Question

If p is the length of perpendicular from the origin to the line whose intercepts on the axes are a and b, then show that 1/p²=1/a²+1/b².

Answer 1

The relationship
`\( (1)/(p^2) = (1)/(a^2) + (1)/(b^2) \)` holds true, where p is the perpendicular distance from the origin to a line with intercepts a and b on the axes.

Let the line have intercepts a and b on the x- and y-axes, respectively. The coordinates of the points where the line intersects the axes are (a, 0, 0) and (0, b, 0).
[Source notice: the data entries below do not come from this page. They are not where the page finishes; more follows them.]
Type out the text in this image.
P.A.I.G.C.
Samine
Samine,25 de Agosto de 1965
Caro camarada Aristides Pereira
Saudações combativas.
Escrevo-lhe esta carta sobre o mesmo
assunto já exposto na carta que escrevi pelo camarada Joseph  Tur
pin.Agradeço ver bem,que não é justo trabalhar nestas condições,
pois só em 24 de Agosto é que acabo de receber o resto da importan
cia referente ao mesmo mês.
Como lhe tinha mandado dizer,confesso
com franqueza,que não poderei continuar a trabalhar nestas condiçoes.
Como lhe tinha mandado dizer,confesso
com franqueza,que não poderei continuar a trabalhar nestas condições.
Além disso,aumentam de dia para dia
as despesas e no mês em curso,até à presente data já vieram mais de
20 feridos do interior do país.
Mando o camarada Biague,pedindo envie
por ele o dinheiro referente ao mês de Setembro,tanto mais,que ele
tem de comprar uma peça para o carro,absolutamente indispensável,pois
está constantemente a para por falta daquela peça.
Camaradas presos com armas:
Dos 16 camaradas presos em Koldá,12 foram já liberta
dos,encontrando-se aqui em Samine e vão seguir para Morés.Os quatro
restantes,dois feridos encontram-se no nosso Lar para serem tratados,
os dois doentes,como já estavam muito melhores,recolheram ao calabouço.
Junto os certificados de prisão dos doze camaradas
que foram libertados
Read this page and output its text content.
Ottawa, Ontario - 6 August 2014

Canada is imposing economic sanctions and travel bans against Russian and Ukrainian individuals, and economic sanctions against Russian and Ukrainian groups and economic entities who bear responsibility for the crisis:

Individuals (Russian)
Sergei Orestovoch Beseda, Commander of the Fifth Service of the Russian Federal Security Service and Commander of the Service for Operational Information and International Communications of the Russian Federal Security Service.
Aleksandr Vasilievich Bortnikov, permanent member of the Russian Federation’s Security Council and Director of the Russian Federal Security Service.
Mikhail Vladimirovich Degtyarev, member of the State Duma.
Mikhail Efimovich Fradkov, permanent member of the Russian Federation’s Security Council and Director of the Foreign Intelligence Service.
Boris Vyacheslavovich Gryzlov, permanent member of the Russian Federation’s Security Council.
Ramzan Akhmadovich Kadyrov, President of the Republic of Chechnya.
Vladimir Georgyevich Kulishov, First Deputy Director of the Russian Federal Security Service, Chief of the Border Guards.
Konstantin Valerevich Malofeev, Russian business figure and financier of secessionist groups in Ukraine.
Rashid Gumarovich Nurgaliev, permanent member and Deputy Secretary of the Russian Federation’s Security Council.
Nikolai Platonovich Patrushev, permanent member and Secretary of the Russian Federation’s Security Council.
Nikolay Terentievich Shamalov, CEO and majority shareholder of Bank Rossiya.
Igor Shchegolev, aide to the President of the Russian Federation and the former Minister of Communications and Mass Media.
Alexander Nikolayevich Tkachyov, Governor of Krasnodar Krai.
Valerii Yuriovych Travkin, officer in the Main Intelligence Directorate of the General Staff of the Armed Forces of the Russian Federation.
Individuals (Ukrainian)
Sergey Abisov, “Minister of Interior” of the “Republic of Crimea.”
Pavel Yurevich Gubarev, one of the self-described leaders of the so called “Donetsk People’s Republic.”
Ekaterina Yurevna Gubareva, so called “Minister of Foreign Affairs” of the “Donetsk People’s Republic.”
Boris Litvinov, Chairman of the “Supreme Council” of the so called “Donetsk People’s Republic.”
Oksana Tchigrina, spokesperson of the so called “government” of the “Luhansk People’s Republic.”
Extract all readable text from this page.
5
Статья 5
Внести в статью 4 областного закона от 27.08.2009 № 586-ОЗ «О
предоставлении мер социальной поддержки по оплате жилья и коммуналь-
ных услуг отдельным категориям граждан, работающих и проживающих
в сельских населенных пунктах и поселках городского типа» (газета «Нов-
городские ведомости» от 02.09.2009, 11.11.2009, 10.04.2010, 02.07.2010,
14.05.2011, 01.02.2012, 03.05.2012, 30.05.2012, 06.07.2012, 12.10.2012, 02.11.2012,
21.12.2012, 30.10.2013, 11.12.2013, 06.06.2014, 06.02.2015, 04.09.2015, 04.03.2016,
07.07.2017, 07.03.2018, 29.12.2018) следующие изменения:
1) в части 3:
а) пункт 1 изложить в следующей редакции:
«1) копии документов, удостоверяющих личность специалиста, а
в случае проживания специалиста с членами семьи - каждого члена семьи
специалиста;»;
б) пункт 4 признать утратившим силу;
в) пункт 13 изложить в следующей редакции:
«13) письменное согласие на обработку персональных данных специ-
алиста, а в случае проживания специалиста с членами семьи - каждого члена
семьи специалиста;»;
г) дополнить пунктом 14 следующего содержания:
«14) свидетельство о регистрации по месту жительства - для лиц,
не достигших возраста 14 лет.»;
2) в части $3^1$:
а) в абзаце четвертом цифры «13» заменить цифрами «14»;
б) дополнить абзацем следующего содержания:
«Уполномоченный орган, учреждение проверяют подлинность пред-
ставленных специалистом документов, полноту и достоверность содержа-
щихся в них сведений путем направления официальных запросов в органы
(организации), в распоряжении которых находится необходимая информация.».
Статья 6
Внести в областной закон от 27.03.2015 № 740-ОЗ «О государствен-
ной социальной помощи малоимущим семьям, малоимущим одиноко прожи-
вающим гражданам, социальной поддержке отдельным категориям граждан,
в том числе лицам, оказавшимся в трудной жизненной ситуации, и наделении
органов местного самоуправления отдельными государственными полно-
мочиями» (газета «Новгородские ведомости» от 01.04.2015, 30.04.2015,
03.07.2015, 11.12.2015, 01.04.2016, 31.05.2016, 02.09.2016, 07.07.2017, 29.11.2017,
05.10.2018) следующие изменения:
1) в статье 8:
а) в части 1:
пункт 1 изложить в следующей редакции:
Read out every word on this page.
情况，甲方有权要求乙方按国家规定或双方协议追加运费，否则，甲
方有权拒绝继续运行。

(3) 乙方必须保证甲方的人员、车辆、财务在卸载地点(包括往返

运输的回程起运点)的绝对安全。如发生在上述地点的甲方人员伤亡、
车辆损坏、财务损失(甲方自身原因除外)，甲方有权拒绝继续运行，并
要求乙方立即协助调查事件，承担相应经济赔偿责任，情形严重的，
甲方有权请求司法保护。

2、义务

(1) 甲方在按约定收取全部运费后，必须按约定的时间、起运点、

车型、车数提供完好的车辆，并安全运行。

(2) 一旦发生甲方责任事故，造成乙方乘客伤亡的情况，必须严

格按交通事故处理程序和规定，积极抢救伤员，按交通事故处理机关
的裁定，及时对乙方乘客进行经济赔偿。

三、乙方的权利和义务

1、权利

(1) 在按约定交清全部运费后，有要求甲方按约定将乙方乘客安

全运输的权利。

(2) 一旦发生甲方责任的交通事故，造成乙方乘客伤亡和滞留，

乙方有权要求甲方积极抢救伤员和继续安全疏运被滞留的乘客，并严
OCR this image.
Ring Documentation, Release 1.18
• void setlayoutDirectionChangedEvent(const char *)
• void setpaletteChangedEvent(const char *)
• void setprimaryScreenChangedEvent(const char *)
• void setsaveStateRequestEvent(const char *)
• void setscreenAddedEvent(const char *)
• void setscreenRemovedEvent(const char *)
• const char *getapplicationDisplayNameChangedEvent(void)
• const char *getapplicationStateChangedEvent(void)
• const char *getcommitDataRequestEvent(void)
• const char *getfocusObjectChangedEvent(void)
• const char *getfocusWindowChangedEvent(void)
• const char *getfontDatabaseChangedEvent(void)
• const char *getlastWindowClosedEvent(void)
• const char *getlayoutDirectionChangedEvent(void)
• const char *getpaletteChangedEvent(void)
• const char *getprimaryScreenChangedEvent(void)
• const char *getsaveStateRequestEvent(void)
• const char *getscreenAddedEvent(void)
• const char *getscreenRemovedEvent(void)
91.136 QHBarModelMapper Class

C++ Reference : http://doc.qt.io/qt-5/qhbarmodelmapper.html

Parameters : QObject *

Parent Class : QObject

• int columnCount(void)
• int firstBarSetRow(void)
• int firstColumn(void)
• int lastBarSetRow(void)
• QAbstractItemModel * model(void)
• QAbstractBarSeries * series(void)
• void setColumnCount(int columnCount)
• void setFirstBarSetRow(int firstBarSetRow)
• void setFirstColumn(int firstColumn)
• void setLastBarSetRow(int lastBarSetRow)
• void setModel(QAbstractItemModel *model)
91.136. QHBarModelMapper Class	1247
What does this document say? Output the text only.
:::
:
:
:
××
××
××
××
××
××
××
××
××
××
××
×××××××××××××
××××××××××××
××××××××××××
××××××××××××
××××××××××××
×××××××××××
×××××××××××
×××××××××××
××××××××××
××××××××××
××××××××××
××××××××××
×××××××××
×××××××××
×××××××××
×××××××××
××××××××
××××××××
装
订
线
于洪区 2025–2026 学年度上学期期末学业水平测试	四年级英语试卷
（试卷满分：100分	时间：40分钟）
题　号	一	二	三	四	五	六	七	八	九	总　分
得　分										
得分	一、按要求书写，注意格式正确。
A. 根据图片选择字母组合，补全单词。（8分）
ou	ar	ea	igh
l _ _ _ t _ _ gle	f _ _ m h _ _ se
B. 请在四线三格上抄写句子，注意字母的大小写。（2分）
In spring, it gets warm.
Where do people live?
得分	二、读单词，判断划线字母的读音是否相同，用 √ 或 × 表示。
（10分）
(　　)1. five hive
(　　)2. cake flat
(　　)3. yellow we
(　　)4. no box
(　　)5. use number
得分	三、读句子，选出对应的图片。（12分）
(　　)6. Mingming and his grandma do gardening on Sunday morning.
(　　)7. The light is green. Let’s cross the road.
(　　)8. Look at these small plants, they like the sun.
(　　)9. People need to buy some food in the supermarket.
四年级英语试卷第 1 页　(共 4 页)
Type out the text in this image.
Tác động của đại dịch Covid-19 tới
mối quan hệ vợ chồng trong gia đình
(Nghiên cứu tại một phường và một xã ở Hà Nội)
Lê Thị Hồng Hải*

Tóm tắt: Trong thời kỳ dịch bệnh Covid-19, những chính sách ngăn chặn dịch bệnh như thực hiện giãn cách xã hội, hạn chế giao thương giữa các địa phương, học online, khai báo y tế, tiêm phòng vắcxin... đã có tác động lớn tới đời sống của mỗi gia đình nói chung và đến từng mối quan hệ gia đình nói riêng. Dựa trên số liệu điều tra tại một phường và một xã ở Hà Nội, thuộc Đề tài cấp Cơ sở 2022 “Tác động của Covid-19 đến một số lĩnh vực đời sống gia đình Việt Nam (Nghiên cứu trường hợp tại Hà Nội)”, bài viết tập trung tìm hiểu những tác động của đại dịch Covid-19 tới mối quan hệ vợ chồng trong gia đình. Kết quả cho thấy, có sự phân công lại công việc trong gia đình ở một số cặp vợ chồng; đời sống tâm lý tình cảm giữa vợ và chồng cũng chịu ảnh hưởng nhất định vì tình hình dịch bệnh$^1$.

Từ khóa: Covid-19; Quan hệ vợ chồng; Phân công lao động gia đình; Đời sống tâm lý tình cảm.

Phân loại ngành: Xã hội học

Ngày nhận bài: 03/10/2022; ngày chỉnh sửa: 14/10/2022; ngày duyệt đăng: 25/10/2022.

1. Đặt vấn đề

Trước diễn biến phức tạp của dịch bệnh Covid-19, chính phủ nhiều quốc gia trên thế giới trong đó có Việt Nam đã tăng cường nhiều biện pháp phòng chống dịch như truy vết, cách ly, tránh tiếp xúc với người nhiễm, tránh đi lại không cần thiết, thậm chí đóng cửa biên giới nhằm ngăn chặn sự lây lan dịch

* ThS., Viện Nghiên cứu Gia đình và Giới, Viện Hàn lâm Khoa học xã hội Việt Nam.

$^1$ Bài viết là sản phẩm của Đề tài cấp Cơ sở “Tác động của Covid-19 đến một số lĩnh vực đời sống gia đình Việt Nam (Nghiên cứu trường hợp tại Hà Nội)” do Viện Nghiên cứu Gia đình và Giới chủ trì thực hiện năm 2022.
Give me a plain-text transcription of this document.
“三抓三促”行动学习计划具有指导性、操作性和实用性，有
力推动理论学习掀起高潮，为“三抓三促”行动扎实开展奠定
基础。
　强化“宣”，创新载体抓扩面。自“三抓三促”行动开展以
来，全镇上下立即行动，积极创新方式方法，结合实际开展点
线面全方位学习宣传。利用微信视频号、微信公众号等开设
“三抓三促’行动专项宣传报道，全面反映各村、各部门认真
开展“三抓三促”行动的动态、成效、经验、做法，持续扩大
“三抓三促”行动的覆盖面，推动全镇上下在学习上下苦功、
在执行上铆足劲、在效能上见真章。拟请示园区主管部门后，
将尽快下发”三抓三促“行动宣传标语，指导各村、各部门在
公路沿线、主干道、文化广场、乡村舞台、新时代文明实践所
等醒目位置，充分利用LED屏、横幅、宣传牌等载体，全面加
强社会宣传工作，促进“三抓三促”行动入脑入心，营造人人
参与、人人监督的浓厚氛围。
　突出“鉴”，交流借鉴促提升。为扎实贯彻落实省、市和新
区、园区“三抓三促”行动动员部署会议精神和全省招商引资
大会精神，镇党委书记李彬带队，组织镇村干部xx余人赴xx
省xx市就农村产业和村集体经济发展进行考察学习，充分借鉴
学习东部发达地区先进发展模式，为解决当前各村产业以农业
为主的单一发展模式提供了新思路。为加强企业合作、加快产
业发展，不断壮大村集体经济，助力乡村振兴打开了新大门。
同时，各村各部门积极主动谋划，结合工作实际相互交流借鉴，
The vector representing the line is given by
`\(\vec{v} = (a, b, 0)\)`. Now, we need a vector from the origin to any point on the line, say
`\((a, b, 0)\)`, which is
`\(\vec{r} = (a, b, 0)\)`.

The length of the perpendicular from the origin to the line is given by the projection of
`\(\vec{r}\)` onto
`\(\vec{v}\)`. The length p is given by:

`\[ p = \frac{\vec{r} \cdot \vec{v}}{\|\vec{v}\|} \]\[ p = ((a, b, 0) \cdot (a, b, 0))/(√(a^2 + b^2)) \]\[ p = (a^2 + b^2)/(√(a^2 + b^2)) \]`

Now, let's simplify
`\(1/p^2\)`:

`\[ (1)/(p^2) = (1)/(\left((a^2 + b^2)/(√(a^2 + b^2))\right)^2) \]\[ (1)/(p^2) = (1)/(a^2 + b^2) \]`

Now, we need to show that
`\( (1)/(p^2) = (1)/(a^2) + (1)/(b^2) \)`:

`\[ (1)/(a^2 + b^2) = (1)/(a^2) + (1)/(b^2) \]\[ (1)/(a^2 + b^2) = (b^2 + a^2)/(a^2b^2) \]\[ (1)/(a^2 + b^2) = (1)/(a^2b^2) \]`

This is indeed equal to
`\( (1)/(p^2) \)`, thus proving the given relation
`\( (1)/(p^2) = (1)/(a^2) + (1)/(b^2) \)`.